It was Christmas—and there I was on my hands and knees in the bathroom, cleaning up urine…again.
“I’m getting too old for this.”
The scrubbing became more fervent as a wallowing sigh of “Why me?” escaped from my heart and a few self-pitying tears fell to the floor mixing with the mess from my teenage son’s latest “accomplishment.”
Suddenly, I’m caught off guard by the unexpected, comforting presence of the Almighty. My mood changes, my heart warms, and the hard tile floor become soft under my knees. I close my eyes, smile and whisper a verbal surrender, “Thank You.”
The smell of urine is miraculously transformed into the sweet aroma of God’s mercy and grace.
Weeping and talking to God while soaking up a urine-puddled floor with fragments of disintegrating toilet paper could be mistaken for mild hysteria, unless I took you back about nineteen years into the life of my disabled son.
That’s when I changed my first diaper as a new dad. I can still remember the smell of baby powder and Desitin as I gingerly picked Jake’s two little feet off the changing table with one hand, nervously lifting them into the air and wiping while my wife coached me through the entire event, “Your doing fine.” She encouraged. “You’re not going to break him. Get every crease and crevice; you don’t want him to get a rash.”
I was like a medical intern nervously fidgeting over my first patient as the doctor observed and instructed.
After a while I got used to it. I even became good at it.
Sometimes I would play a game with Jake where I set a timer and acted like a calf-roper at a rodeo, “GO! And the diaper is OFF! And the butt is CLEANED! And the new diaper is ON!” I would throw my hands into the air when I completed the cinch and yell, “TIME!” Jake would always grin at my diaper wrangling antics.
As the months went by I considered myself a professional diaper changer—if there ever were such a thing.
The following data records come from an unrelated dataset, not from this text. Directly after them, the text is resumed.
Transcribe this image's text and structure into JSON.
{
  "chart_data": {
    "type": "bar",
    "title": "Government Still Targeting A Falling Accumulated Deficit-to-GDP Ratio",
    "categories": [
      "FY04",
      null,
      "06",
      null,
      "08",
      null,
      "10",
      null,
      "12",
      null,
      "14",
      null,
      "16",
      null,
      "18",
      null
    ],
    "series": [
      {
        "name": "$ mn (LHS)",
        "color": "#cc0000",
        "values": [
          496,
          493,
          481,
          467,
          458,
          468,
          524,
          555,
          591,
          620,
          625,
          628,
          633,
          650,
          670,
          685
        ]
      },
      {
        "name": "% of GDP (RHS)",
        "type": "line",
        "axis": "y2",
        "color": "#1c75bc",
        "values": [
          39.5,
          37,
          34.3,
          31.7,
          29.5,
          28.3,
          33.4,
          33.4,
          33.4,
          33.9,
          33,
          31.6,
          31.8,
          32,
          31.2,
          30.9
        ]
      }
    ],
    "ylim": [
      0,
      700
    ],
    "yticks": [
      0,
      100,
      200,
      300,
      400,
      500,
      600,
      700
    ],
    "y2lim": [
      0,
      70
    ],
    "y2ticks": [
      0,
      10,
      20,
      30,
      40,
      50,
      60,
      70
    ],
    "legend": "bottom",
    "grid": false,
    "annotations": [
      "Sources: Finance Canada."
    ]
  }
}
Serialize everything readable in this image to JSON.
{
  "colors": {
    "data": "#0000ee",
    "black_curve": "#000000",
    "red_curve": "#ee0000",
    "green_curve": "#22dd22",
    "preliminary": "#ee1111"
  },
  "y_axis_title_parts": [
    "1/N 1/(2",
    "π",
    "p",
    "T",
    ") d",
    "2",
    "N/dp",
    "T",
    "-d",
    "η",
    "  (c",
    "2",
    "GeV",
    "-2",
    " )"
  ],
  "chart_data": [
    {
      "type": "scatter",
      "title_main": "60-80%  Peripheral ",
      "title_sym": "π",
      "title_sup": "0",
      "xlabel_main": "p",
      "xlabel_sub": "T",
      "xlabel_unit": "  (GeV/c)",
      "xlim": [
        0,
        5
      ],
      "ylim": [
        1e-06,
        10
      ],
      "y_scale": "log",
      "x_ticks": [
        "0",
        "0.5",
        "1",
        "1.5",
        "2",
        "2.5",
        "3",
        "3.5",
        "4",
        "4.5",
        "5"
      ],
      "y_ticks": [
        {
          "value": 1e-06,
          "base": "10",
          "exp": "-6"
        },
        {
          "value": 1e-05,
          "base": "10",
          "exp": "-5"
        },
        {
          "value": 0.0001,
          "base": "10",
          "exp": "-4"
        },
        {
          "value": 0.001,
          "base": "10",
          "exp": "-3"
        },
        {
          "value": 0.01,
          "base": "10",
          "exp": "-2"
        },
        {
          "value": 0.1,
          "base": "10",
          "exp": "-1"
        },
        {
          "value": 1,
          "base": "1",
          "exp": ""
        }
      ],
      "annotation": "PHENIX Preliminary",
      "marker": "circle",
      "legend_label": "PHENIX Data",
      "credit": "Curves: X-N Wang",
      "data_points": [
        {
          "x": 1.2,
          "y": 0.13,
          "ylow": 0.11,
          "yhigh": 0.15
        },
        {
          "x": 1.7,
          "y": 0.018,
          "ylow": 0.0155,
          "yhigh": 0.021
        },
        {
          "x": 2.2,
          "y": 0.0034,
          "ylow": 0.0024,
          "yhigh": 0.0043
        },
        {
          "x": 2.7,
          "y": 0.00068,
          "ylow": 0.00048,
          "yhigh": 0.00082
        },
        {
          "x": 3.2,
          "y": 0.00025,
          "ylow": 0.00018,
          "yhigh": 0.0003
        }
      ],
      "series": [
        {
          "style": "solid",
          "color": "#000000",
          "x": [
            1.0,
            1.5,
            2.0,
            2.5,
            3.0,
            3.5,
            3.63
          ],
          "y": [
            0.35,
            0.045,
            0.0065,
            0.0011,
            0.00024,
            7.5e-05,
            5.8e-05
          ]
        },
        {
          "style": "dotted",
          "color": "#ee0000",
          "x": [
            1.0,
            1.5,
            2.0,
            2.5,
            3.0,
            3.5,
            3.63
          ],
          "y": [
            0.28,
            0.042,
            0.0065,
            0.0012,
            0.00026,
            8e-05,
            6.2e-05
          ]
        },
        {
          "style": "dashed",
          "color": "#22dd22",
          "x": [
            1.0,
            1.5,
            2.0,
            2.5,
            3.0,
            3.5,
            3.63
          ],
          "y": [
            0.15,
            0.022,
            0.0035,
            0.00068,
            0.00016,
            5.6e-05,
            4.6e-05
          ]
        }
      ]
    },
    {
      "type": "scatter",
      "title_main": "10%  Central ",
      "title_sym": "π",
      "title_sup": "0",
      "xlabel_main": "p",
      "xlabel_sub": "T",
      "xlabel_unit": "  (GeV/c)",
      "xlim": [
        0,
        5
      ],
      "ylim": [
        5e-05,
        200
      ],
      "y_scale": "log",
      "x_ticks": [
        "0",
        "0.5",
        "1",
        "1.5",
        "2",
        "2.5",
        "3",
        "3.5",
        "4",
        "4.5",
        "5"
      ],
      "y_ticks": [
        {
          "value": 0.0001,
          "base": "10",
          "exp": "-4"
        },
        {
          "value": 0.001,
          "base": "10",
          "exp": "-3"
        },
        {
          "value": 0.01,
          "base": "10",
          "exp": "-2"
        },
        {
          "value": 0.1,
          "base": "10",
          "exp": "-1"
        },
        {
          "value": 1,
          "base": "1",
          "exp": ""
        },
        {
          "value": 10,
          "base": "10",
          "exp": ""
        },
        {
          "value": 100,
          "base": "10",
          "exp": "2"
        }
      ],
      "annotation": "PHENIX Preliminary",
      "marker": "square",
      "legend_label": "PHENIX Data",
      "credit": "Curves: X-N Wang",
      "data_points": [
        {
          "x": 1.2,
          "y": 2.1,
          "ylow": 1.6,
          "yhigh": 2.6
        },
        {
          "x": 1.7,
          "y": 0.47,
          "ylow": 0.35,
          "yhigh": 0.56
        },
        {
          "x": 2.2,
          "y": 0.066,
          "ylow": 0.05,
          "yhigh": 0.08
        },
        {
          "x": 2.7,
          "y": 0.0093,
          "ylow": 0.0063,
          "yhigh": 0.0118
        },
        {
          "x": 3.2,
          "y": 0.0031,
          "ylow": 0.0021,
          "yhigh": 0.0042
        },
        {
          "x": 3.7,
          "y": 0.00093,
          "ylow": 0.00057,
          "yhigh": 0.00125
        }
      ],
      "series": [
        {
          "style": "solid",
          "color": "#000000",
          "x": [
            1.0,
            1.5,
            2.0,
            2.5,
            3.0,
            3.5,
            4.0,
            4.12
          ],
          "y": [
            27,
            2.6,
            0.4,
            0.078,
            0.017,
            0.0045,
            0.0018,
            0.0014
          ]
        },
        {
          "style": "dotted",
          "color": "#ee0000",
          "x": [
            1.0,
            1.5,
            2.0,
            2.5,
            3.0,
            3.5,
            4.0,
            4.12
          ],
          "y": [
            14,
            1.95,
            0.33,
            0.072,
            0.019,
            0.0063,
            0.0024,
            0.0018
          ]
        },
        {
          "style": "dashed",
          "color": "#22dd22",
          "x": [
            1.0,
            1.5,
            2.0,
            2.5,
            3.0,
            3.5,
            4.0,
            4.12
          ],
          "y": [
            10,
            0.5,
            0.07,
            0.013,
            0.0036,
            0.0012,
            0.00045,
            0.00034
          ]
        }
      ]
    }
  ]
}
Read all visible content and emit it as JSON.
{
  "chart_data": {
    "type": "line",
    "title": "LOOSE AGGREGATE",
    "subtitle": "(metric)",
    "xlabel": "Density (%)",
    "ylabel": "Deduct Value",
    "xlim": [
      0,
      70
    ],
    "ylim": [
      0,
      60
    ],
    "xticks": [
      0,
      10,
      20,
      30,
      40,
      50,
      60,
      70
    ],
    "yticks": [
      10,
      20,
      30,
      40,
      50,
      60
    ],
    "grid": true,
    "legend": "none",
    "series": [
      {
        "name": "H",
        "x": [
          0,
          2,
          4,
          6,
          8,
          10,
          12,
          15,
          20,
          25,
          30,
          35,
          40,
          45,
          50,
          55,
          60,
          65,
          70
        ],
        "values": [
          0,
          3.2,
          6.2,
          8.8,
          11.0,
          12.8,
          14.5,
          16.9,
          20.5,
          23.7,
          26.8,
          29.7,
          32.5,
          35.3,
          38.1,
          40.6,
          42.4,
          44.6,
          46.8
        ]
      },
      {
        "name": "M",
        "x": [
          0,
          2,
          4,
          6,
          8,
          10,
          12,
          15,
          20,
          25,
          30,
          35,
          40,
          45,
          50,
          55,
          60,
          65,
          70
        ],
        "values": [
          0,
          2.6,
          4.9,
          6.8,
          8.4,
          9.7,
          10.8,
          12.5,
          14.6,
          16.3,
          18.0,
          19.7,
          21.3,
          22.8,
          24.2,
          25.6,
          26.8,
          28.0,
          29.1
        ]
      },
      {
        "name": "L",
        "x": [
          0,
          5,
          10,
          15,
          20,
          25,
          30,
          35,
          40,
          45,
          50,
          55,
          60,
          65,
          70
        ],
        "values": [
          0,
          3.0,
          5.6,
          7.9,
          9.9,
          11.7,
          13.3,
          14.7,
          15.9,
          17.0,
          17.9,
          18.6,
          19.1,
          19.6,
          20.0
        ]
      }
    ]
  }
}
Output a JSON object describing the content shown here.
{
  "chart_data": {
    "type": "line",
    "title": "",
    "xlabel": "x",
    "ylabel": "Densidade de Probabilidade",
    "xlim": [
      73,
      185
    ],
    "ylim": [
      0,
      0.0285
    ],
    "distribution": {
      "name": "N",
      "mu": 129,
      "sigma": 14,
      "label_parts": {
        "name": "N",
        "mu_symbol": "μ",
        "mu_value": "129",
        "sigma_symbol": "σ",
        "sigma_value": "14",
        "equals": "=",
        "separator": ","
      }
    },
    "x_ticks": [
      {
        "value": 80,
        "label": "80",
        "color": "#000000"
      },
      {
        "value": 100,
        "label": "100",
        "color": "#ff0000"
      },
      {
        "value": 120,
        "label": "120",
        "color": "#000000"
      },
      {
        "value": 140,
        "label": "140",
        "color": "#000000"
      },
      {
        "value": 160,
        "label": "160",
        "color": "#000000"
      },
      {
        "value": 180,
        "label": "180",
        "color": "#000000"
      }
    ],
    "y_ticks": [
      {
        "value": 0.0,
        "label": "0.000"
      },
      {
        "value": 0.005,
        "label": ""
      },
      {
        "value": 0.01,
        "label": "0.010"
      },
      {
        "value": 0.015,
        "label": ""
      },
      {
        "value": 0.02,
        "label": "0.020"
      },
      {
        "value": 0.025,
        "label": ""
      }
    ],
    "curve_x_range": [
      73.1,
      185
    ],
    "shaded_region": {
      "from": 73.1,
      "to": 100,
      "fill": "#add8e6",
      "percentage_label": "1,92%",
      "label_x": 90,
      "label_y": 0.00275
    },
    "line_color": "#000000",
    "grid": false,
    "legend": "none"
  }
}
I could literally change my son’s diaper with one hand while talking on the phone and flipping through the channels with the remote between cartoons and kid’s shows.
Then the months turned into years and we eventually began the tedious process of toilet training. But Jake didn’t get it. His cerebral palsy left him with little control and autism stole away any personal concern for soiling his pants. To make matters worse Jake suffered from a terrible sensory integration issue that made him fearful of bathrooms, running water or being naked.
As the years passed, Jake’s disabilities became more and more profound and the daily, hourly fight to toilet train was eventually abandoned for bigger diapers and boxes upon boxes of baby wipes. The house took on the smell of an unkempt care facility and accidents became more and more graphic–from urine stained pants, socks and shoes to fecal matter smeared on walls and in hair.
Jake became less cooperative and more combative with every birthday. He hated being cleaned.
Diaper changing turned into a time of desperate prayer and pleading with God, “You don’t have to heal every disability of my son, but could you just let him be able to use the bathroom in the toilet? I can take the non-verbal autism, PDDNOS, OCD and cerebral palsy, but I don’t think I can change another diaper!”
I was wrong. I could change more diapers, many more—thousands more.
And then, through a rather miraculous turn of events, after years and years of changing myriads and myriads of diapers, God answered our prayers. Jake was seventeen years old when he first used the toilet, and by the time he turned 18 he could go on his own. Accidents were still common, but he got it. He finally got it!
I remember well the first time he signed “potty” in public. We were in a Wal-Mart Superstore. I rushed him to the men’s room and he pulled down his pants on his own and began peeing. He peed all over the seat, the wall and the stall. He was laughing and jumping up and down in celebration while urine streamed like water from a lawn sprinkler. I was laughing and crying and praising God. Not one drop went into the toilet, but Jake wore underwear that day and his pants stayed dry.
So here I am. It’s Christmas. Jake is nineteen years old. The entire extended family is gathered around the dinner table eating a Christmas feast and talking about their kid’s amazing accomplishments and events, from scholarships to dean’s lists to upcoming weddings.
And I’m on my hands and knees on the bathroom floor—cleaning up urine again…and praising God.